Pourtant, à l’échelle du gouvernement de notre pays, seules quelques actions
isolées ont été signalées ce jour-là tandis qu’aucune célébration officielle
n’a été organisée au ministère des Affaires Sociales.
IGNOREES PAR LES AUTORITES GOUVERNEMENTALES
Un communiqué diffusé en boucle dans le
journal en continu de la Crtv indique que, la célébration de la Journée
internationale 2013 des personnes âgées sera célébrée le …08 octobre prochain à
Yaoundé. Cette date, non officielle, retenue par Catherine Bakang Mbock, le
ministre des Affaires Sociales pour célébrer la seule journée consacrée aux
personnes âgées a été considérée par Auguste Mindzié Mbarga, président
de l’association des personnes âgées du Cameroun, comme une violence morale. « Par sa résolution
45/106 du 14 décembre 1990, l’Assemblée générale des Nations
Unies a proclamé le 1er octobre Journée internationale des personnes
âgées. », rappelle
le sexagénaire.
A Douala pourtant, la 23e édition de la Journée internationale des personnes âgées a réuni une centaine de
seniors le 1er octobre autour de Joseph Elongo, leur porte-parole
qui a affirmé qu’il s’agissait pour eux, d’informer le gouvernement sur la
nécessité de reconnaître l’importance
des personnes âgées dans la société. Et surtout leurs besoins. Ils en ont donc profité pour faire un plaidoyer en
direction des pouvoirs publics, pour la protection des personnes âgées, le
renforcement des structures de cette tranche de personnes, l’institution d’une
assurance-maladie, la mise sur pied des guichets pour le règlement de
factures...
Le président de la Fondation camerounaise de gérontologie
(Focage) a également reconnu que les choses ont évolué depuis quelques années.

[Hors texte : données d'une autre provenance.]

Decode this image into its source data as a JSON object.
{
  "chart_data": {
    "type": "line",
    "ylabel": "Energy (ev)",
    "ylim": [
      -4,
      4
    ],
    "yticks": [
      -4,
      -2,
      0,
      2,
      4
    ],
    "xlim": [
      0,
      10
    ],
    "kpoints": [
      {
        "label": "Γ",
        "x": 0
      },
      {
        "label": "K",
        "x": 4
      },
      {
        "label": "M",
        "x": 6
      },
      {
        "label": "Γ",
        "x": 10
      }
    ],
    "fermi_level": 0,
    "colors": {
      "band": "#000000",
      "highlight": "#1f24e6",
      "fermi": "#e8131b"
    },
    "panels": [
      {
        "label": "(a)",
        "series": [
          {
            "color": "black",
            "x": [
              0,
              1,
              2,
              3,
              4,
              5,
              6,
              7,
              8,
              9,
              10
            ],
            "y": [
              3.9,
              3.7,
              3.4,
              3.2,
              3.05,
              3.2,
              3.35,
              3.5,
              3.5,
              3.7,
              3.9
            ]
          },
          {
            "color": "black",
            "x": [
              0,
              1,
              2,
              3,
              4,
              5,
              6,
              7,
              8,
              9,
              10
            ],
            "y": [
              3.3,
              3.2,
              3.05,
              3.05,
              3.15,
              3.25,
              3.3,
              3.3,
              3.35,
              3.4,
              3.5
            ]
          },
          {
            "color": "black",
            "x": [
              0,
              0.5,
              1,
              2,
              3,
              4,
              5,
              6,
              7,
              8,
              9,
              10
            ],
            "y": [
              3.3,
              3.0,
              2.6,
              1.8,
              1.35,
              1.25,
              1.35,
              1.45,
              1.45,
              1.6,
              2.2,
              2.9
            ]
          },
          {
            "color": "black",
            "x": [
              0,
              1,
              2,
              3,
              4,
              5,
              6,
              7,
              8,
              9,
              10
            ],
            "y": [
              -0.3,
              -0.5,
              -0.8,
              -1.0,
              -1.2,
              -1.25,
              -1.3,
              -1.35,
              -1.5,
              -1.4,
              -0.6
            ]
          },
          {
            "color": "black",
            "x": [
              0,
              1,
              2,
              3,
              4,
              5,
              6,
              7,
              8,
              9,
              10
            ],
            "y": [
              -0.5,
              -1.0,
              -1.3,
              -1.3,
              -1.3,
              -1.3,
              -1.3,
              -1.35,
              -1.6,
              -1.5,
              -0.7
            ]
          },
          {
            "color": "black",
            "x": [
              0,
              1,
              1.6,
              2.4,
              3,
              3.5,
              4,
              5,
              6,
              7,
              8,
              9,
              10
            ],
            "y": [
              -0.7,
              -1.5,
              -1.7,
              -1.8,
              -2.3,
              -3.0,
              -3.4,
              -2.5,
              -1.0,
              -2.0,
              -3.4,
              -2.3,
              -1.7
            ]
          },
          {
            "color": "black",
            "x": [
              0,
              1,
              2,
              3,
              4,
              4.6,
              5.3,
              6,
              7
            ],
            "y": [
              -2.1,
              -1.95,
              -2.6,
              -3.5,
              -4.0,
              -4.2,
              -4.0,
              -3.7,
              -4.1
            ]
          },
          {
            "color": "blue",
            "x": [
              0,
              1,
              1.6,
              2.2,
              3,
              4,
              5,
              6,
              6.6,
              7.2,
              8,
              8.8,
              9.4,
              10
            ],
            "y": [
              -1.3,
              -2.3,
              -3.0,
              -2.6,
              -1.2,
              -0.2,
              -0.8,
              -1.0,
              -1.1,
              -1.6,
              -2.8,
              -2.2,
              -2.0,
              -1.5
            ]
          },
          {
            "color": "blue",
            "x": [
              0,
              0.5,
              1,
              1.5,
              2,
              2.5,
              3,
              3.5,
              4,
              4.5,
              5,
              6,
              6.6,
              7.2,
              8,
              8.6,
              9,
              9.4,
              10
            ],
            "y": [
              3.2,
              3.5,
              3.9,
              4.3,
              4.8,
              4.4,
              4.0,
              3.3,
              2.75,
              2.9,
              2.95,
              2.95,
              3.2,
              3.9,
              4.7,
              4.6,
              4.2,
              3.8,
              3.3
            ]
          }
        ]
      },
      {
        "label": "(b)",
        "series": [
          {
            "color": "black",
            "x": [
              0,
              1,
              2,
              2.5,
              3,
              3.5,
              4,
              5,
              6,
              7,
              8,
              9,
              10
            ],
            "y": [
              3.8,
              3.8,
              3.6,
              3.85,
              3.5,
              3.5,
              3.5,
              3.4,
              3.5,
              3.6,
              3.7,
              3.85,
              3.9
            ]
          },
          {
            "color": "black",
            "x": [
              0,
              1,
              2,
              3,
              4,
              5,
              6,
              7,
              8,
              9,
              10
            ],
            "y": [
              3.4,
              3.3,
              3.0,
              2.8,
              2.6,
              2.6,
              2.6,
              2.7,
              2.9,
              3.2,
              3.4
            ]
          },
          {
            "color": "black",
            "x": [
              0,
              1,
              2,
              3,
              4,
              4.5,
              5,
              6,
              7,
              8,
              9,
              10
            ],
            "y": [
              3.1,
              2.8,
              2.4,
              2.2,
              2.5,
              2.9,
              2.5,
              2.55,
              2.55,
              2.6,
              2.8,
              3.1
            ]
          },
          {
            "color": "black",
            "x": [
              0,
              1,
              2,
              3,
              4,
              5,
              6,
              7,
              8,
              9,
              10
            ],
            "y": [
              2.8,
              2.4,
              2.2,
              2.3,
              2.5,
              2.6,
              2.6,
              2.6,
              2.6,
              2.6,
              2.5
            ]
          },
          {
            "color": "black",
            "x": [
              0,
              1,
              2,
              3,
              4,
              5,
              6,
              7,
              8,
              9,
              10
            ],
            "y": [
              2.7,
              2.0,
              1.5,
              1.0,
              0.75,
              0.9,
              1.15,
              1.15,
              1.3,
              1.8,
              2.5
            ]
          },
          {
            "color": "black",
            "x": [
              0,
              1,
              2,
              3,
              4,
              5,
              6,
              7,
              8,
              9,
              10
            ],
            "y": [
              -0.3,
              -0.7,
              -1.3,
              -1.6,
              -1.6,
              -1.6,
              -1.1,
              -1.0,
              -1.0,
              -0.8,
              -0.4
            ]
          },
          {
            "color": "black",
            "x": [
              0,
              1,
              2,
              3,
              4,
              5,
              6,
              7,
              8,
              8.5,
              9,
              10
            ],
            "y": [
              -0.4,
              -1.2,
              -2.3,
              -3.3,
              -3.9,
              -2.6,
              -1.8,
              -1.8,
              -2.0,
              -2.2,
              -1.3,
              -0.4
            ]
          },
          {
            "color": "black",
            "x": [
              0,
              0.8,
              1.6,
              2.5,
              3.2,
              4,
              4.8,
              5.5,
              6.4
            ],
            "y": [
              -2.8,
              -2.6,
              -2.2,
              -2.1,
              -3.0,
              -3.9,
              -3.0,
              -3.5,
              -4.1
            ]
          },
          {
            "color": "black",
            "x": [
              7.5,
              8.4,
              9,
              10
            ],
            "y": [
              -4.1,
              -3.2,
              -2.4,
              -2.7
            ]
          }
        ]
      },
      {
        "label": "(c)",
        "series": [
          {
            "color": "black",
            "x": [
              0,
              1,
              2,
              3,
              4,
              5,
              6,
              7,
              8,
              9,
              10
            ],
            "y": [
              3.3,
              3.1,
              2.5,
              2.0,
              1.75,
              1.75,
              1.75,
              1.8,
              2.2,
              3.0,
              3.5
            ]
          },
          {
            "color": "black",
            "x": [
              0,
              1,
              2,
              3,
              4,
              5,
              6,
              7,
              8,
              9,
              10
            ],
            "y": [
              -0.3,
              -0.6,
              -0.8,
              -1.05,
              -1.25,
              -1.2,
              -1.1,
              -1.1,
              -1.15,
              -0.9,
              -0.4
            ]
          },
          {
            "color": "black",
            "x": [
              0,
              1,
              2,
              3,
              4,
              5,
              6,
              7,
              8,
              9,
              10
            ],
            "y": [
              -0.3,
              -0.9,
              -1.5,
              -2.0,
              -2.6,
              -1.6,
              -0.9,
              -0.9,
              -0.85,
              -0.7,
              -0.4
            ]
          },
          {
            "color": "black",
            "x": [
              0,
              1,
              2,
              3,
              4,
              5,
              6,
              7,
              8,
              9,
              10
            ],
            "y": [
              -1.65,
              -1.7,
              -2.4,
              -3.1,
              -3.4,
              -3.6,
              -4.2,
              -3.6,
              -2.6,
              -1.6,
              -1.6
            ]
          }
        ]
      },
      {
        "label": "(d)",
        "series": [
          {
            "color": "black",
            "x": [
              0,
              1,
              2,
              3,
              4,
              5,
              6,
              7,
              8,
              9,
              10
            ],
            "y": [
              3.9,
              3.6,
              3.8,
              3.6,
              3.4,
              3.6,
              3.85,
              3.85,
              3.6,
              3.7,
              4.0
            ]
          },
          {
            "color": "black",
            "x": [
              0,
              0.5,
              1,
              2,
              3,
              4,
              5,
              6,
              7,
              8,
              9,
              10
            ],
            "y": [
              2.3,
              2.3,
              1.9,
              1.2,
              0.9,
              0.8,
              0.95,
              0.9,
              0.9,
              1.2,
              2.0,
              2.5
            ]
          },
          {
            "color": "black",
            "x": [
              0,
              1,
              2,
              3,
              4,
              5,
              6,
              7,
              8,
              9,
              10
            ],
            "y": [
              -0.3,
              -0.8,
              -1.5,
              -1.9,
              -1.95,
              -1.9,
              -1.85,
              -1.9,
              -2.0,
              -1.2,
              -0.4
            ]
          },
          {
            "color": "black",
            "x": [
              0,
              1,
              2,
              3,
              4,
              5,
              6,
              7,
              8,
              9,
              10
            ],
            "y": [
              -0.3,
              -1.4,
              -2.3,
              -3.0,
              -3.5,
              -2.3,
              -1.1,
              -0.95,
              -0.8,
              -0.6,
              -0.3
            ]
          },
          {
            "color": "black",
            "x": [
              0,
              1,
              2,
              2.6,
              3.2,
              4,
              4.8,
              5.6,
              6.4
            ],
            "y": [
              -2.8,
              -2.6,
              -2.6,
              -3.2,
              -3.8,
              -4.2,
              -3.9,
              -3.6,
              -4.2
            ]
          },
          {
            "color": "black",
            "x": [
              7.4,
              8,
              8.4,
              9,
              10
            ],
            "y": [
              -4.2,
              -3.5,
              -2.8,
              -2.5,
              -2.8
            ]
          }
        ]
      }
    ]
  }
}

Hubert Ndzana Alima a notamment évoqué la multiplication des associations et
autres structures de seniors. Leurs autres attentes, c’est la vulgarisation de
toutes les informations consistant à respecter les règles d’hygiène, la
considération pour les personnes âgées et surtout la lutte contre la
détresse que vivent les seniors. « Il
est aussi souhaitable d’assurer la formation en gérontologie des aidants
sociaux afin qu’ils puissent mieux assurer l’accompagnement des personnes âgées
en détresse », a-t-il ajouté.
![]() |
| Remise de dons aux personnes âgées par l'apav |
Une autre initiative louable est venue
des membres de l’ association d’appui aux personnes âgées et Vulnérables (Apav)
qui, le jour de la célébration, se sont rendus à Béthanie Viacam, une
institution d’encadrement des personnes âgées basée à Yaoundé pour offrir des
dons composés de sacs de riz, carton de savons, produit alimentaires,
baumes, médicaments, vêtements, vivres frais…au grand plaisir de ces personnes
du 3ème et du 4ème âge. Un acte qui a été complété par
une causerie éducative autour du thème: « Valorisons
l’opinion des personnes âgées »
Pour mémoire, le thème de la 23ème Journée,
« L’avenir que nous voulons : ce que
disent les personnes âgées », a été choisi afin d’attirer l’attention
sur les efforts des personnes âgées, des organisations de la société civile,
des Nations Unies et des États Membres pour inscrire la question du
vieillissement sur l’agenda du développement international.